There are currently 62 active licences on Manitoulin Island, of which three-quarters are Class B licences that limit the amount that can be annually extracted. Twelve sites have been surrendered. MAAP is looking for legacy sites on Manitoulin to rehabilitate. MAAP estimates there are 30 legacy sites on the Island, but there could be more.

Those 30 sites were identified in 2009 by the Ontario Geological Survey. MAAP is sending out its own technicians because “they have a better eye for what is and what isn’t a gravel or sand pit and whether it has good potential as a MAAP project,” said Paul Hartnett, a landscape architect and construction supervisor with MAAP. Many of the sites identified in 2009 were noted as ‘landowner not interested’ at the time. The big challenge now is getting enough people signed up to give MAAP a purpose to conduct rehabilitation work here.

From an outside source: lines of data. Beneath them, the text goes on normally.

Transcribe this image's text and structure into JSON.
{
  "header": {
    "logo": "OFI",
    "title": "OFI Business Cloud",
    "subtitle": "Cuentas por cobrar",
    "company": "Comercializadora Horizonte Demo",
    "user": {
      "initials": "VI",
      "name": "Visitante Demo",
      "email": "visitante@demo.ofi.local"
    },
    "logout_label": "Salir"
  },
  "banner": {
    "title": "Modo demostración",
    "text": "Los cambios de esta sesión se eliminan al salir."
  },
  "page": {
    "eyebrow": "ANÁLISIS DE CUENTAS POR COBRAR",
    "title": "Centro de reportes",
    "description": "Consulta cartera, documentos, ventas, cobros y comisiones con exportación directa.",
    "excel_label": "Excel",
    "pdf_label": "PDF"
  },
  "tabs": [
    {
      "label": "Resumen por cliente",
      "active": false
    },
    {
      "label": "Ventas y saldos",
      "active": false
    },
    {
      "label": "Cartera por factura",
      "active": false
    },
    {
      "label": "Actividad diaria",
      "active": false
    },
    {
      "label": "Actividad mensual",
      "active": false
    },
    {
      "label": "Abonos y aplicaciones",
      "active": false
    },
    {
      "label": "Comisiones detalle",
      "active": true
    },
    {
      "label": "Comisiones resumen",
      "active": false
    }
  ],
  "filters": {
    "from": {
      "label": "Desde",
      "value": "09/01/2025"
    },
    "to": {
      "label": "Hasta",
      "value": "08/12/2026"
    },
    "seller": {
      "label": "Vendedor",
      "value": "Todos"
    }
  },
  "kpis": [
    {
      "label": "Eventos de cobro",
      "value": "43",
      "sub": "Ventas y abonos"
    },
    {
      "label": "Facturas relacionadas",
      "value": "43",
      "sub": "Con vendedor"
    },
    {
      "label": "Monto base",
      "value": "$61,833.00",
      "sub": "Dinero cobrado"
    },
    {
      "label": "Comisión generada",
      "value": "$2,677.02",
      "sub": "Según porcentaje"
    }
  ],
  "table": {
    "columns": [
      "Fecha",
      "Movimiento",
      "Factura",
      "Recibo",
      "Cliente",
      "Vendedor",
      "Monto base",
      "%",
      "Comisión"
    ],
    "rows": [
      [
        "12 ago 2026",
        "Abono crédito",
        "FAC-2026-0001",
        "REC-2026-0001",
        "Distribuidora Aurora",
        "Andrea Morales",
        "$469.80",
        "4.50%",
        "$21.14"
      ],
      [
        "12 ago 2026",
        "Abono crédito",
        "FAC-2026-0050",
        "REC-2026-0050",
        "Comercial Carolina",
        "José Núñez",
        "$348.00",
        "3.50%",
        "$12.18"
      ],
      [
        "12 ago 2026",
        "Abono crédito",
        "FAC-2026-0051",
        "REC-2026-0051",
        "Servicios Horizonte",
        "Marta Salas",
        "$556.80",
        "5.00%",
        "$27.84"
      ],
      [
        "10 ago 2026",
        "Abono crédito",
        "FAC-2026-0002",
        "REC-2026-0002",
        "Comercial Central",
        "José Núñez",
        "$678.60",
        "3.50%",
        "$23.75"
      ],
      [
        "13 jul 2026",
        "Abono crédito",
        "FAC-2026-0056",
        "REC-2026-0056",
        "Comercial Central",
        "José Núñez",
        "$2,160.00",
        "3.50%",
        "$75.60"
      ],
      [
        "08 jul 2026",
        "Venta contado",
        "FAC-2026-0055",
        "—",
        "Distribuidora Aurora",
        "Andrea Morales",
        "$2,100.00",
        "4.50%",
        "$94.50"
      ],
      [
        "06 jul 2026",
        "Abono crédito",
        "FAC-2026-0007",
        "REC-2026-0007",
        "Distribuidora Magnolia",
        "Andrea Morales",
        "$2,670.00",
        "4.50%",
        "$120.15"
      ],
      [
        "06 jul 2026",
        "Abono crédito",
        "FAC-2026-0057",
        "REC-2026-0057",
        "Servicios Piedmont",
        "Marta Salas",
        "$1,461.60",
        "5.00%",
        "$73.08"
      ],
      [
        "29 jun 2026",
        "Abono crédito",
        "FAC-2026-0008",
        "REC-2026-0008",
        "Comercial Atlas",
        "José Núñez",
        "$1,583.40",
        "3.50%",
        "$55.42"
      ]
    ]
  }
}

Once an area is identified and enough landowners have signed up for the program, the work begins. “We fly the site with a drone to do a survey and gather data,” said Hartnett. “From that, I develop site plans and calculate the cut and fill for the area we’re going to reshape, then put together the drawings that direct the contractors on what’s expected of them in terms of earth work and hydroseeding. Then we hire the contractors and I oversee construction.”

Hartnett has been with MAAP for 12 years and has completed about 350 rehabilitation projects with them. He was lands manager for a fairly large company in the aggregate industry prior to joining MAAP, and started out in landscape construction before obtaining his master’s degree in landscape architecture. He tries to accommodate people’s wishes for the rehabilitation projects but said each site is typically unique and will “lend itself to what it wants to be.”